## https://sploitus.com/exploit?id=65D84194-98CE-5104-B8F9-16839112A40E
# SENTINEL-ROOT-AUDIT: Honor Magic V2 Hypervisor Detection Suite



## ➲ Project Overview
**SENTINEL-ROOT-AUDIT** is a professional-grade security suite designed to audit kernel integrity and detect hypervisor-level interventions on the Honor Magic V2 (SM8550).
While the core vulnerability (`CVE-2025-38352`) allows for **OOB Read/Write** primitives in the kernel, this suite focuses on the "Defense-in-Depth" aspect—demonstrating how modern hardware-level protections (EL2 RKP) successfully nullify exploit attempts.
## ⚡ Key Features
- **Exploit Logic (Stage 4)**: Functional standalone PoC to demonstrate kernel memory reading.
- **KASLR Bypass**: Real-time offset calculation via driver info-leaks.
- **Stealth Monitor**: Background thread detection of hypervisor intervention.
- **Forensic Logs**: Detailed audit trails showing "Blinded Pointers" (`0x1`) when EL2 is triggered.
## 📂 Repository Structure
```bash
/src # Standalone C PoC (kread_dump)
/bin # Pre-compiled aarch64 binaries & APK (Sentinel_Audit_Toolkit_v7.11.apk)
/docs # Full Technical Whitepaper (planned)
/logs # Representative Sovereign Guard audit logs
POC_EXPLOIT.py # Automation script for reproduction
BOUNTY_REPORT.md # Ready-to-use bug bounty template
```
## 🛠️ Reproduction
### Option A: Mobile App (GUI Dashboard)
1. Download `bin/Sentinel_Audit_Toolkit_v7.11.apk`.
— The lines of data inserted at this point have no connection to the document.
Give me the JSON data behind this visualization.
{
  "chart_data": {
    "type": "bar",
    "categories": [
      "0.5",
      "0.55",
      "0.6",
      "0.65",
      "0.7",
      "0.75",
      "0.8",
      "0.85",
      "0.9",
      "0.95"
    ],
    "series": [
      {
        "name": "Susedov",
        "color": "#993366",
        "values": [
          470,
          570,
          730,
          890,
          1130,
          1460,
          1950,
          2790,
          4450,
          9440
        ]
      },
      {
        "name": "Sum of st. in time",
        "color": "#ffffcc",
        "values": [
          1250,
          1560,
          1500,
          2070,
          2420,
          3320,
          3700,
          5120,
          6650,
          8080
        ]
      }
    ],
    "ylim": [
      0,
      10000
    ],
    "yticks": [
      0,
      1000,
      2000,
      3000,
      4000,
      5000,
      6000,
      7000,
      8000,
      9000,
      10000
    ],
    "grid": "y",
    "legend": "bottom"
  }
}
2. Install on Honor Magic V2.
3. Launch the app and trigger "RUN AUDIT PIPELINE".
### Option B: ADB Automation (CLI)
1. Connect device via ADB.
2. Run `python3 POC_EXPLOIT.py`.
3. Observe the `kread_dump` output for kernel memory validation.
## ⊛ The "Honor-Gate" Analysis
Our research confirms that Honor has implemented a robust **EL2 Hypervisor** protection layer (likely **RKP** or **MagicGuard**). When the `OOB_WRITE` primitive is used to target the `task_struct`, the hypervisor intercepts the write and nullifies the target pointers. This project documents this defensive behavior as a benchmark for future security research.
---
**Disclaimer**: This project is for educational and security auditing purposes only. Use it responsibly within the scope of authorized bug bounty programs.